What We’re Reading Now:

Becka Oliver, Executive Director  

Big Wonderful Thing: A History of Texas by Stephen Harrigan
University of Texas Press
October 1, 2019

I can remember moderating a panel discussion at the LBJ National Historical Park featuring Stephen Harrigan during which he talked about his then current project, a comprehensive history of the state of Texas. That was in February 2015 and, truly, that project – the 925-page Big Wonderful Thing – has been worth the wait. I’m not sure which I admire more – the unbelievably exhaustive research that must have gone into this book or the brilliant and beautiful prose that brings that research and the Lone Star State to life. As Harrigan so eloquently puts it in the Prologue, “Texas has a history that is of consequence not just to itself, and not just to the nations it was once part of or the nation it briefly became. It sits at the core of the American experience, and its wars, its industries, its presidents, its catastrophes, its scientific discoveries have never stopped shaping the world.”

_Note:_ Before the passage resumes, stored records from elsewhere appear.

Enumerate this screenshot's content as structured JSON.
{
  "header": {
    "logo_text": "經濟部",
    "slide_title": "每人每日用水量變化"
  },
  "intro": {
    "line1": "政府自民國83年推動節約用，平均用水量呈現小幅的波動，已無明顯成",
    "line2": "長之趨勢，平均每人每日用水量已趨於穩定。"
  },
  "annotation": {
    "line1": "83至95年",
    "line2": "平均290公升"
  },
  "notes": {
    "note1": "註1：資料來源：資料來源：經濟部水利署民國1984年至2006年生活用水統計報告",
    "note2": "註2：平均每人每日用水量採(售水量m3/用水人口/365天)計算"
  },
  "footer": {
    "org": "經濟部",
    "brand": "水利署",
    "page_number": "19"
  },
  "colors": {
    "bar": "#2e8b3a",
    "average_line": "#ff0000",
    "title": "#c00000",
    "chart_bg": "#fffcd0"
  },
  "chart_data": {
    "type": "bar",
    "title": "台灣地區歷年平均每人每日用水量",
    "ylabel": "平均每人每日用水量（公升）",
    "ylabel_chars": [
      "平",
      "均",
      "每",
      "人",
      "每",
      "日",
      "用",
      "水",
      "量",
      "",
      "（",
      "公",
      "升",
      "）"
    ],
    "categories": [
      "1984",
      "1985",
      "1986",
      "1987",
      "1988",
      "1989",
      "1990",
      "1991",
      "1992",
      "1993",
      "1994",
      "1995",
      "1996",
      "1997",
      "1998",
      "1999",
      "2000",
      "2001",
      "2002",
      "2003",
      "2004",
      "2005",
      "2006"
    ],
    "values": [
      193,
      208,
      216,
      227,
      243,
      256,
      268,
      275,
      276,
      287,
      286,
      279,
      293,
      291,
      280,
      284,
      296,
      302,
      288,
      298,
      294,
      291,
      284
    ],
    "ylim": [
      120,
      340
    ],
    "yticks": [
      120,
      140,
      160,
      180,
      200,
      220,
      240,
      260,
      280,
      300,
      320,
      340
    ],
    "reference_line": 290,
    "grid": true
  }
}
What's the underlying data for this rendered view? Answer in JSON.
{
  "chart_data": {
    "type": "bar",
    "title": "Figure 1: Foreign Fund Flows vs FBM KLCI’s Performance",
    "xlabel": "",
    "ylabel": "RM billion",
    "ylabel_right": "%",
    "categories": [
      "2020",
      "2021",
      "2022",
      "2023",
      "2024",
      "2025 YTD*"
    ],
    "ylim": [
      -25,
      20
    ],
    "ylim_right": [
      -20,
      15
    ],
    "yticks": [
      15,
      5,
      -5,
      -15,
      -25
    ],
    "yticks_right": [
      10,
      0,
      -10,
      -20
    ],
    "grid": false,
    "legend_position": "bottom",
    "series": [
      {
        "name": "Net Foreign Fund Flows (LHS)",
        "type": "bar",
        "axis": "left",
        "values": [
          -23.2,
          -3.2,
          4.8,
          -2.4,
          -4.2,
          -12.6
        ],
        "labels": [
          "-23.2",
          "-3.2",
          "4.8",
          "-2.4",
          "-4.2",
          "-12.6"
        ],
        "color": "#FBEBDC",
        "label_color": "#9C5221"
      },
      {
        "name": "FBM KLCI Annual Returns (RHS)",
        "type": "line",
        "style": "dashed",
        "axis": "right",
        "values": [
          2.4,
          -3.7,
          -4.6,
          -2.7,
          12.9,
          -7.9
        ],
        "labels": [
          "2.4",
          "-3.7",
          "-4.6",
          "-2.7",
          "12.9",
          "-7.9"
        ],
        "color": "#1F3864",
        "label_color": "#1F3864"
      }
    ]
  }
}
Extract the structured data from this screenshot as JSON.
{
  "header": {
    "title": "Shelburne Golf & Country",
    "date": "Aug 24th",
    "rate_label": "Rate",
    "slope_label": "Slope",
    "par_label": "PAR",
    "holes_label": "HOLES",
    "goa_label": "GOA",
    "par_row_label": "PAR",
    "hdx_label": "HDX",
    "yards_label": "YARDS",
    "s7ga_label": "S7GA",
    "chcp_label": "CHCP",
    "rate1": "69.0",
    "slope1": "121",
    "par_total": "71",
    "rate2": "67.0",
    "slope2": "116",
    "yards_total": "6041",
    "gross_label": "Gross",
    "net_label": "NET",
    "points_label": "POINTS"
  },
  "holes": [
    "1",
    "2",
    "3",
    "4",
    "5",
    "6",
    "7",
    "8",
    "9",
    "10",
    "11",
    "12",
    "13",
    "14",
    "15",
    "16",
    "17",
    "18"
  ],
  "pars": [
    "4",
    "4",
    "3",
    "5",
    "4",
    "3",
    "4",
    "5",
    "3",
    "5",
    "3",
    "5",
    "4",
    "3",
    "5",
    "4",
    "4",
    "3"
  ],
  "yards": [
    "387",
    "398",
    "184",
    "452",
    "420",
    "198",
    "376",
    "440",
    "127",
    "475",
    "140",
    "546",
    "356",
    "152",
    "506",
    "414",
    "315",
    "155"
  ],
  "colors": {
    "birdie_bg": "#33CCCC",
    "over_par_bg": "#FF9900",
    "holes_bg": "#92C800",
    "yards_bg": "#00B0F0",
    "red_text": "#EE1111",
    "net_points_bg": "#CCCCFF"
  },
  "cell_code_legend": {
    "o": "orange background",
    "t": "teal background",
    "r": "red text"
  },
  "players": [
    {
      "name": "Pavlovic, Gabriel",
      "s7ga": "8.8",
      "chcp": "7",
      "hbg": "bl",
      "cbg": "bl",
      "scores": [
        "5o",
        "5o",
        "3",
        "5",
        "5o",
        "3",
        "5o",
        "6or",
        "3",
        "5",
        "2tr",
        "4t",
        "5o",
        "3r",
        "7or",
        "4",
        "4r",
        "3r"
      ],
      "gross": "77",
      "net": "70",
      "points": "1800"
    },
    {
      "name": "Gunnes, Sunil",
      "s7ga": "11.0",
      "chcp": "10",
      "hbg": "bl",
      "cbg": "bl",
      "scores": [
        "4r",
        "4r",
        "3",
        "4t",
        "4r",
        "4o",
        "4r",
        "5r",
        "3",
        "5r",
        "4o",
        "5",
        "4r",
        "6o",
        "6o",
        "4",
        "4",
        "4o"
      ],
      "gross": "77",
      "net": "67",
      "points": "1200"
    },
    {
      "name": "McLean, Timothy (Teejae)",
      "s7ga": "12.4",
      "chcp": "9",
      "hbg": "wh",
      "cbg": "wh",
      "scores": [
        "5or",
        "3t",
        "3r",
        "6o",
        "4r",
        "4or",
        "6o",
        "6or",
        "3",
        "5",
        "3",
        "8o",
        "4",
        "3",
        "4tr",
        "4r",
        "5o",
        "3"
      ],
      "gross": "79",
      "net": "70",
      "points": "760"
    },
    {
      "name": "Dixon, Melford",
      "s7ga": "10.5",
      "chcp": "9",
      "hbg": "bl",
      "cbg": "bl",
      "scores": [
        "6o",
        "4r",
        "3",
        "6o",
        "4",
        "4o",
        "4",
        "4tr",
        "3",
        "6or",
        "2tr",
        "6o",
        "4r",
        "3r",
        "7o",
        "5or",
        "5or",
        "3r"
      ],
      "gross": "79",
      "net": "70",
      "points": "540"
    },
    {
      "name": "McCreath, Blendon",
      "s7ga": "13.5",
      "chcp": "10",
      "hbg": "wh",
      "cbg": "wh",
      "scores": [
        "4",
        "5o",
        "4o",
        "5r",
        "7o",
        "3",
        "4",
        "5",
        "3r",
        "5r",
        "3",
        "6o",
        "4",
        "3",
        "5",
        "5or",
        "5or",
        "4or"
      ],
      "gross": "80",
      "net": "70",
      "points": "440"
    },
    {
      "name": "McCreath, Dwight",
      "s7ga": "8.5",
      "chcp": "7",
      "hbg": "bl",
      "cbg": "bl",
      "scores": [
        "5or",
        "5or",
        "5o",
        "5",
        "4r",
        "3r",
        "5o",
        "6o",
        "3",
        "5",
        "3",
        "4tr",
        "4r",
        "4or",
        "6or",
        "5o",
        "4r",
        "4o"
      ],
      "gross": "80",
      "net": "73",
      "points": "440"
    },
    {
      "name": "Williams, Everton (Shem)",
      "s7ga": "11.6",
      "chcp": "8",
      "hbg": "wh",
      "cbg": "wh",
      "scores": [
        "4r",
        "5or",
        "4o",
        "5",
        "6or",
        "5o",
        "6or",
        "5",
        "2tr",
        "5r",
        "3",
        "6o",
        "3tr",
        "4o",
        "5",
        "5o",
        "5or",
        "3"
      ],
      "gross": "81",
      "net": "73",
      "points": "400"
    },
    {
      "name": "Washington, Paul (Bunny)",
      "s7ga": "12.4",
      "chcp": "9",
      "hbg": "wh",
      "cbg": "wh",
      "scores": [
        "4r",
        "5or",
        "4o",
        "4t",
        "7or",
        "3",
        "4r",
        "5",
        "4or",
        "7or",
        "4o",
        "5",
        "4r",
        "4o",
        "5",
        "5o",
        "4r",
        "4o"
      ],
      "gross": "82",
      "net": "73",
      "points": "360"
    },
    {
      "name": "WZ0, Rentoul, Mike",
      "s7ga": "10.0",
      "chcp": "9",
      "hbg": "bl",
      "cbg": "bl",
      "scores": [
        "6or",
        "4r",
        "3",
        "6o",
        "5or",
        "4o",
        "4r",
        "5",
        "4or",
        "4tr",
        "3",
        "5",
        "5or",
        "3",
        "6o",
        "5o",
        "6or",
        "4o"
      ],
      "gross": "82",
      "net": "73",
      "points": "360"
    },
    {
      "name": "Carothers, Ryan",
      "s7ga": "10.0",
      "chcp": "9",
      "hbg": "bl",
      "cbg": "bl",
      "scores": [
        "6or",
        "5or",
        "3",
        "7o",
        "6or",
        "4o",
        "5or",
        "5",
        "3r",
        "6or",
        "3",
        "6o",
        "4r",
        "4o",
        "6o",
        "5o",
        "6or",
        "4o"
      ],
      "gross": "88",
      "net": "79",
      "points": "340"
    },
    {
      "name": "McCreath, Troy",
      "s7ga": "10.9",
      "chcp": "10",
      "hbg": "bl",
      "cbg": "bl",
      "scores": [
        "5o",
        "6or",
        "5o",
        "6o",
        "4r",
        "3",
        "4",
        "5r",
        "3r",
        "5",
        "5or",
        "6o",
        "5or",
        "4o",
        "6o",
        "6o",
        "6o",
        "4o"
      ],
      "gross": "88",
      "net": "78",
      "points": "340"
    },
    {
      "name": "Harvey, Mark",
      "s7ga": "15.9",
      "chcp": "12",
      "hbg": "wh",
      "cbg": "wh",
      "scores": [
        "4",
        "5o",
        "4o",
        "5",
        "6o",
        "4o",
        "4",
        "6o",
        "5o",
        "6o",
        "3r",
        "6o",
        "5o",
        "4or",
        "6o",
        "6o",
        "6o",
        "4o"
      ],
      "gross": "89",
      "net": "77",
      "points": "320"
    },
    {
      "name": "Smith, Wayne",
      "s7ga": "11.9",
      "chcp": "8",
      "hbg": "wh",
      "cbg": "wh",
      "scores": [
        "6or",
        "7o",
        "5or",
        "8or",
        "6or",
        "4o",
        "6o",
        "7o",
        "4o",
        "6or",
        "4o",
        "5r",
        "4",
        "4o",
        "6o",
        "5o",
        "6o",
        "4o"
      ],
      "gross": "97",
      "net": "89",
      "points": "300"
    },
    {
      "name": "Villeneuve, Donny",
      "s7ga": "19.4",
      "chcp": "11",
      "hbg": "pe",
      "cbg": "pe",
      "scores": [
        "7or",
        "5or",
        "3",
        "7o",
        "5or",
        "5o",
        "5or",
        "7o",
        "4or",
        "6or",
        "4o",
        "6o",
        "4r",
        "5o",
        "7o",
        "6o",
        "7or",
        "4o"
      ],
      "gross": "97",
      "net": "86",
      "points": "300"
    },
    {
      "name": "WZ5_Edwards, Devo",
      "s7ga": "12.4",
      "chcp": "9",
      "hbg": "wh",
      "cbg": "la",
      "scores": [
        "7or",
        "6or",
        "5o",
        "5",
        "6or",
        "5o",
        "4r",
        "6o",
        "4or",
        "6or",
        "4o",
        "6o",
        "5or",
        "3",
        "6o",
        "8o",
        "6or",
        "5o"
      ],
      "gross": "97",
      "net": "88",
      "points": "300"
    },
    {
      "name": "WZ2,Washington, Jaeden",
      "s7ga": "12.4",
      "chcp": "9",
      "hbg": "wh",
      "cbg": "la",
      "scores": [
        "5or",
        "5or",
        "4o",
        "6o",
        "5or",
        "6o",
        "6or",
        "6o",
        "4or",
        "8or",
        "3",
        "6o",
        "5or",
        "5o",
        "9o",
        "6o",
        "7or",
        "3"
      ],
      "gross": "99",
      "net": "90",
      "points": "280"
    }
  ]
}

Michael Noll, Program Director  

The Spectators by Jennifer duBois
Random House
April 2, 2019

When you spend years writing and reading like a writer (mentally analyzing passages and figuring out how you might do something like them in your own work), you can sometimes believe that you’ve lost the sense of magic that good writing holds. You see the smoke and mirrors, the trap doors, and diversions. And so when the wondrous sense of impossibility of a great passage hits you, the impact is even stronger. You understand the mechanics of good writing, and you still get a thrill from seeing it done at a level inaccessible to you.
That’s how I feel about Jennifer duBois’ writing, especially her dialogue. For so many of us, we’re happy if we can write dialogue that doesn’t include some version of “he said, looking at her.” But duBois turns those little physical descriptions between lines of dialogue into some of the most enjoyable phrases in a book.
In this passage, Cel, a young woman working for a Jerry Springer-like reality talk show must tell a guest that the episode has been canceled because it would juxtapose uncomfortably with news of a school shooting that day:
   “Oh, hey!” Cel says, and the devil-boy looks stricken. “I almost forgot!”
   She dashes to her office and returns, triumphant, with a gift bg.
   “Here you go!” she says–in someone else’s voice, possibly someone else’s lifetime. The devil-boy looks cheered, though he really should not; there is nothing good in the bag–just a Mattie M pen and beer cozy and T-shirt, always extra large. Cel cannot imagine anyone wanting it, and after six months with the show, she can imagine a lot of things.
   “Thank you,” says the devil-boy. According to his bio, he is from suburban Connecticut.
   “Sure,” says Cel. “So, Sara will be by in a minute and—“
   “It’s horrible.”
   “I’m sorry?”
   “It’s horrible.” The devil-boy is still staring into the gift bag, and Cel wonders if he’s talking about the beer cozy–or, just possibly, addressing it–but then he looks up at her, eyes shining.
   “It’s a tragedy.”
   Not the gift bag, then.
   “It is,” says Cel.

Neena Husid, Leadership Austin Fellow 

Girl Paper Stone by Laurie Filipelli
Black Lawrence Press
June 15, 2018

This review begins with a pair of disclaimers. The first owns that the author of Girl Paper Stone, Laurie Filipelli, once hired me for a job I adored. Disclaimer number two should be embarrassing but it’s not. Though I’ve done my time studying, reading, writing and criticizing prose, I’m significantly unschooled in the particularities of poetry. And, I kind of like being a form and function idiot. It allows me to take in verse in the same way my uneducated art eye absorbs gallery and museum displays-objectively, viscerally, ignorantly. For me, page after page of Laurie’s book was a dance of ideas and images that moved me in a delirious sway of nostalgia, understanding and surprise that may or may not have been the writer’s intent. But who cares? The joy of experiencing word paintings guaranteed to take you both inside of and beyond yourself is sublime and necessary. The smart, clear-eyed poems of Girl Paper Stone evoke a laconic urgency that’s both prescriptive and addictive. Long after I completed this little book I kept flipping back through, revisiting drugstore bikinis, claw-bottomed slippers, continents of cupcake stickers and the innards of paper scraps. I just needed more uninterrupted, uneducated time to continue feeling a heart inside a heart  and the uncertainty that’s uncertain like that.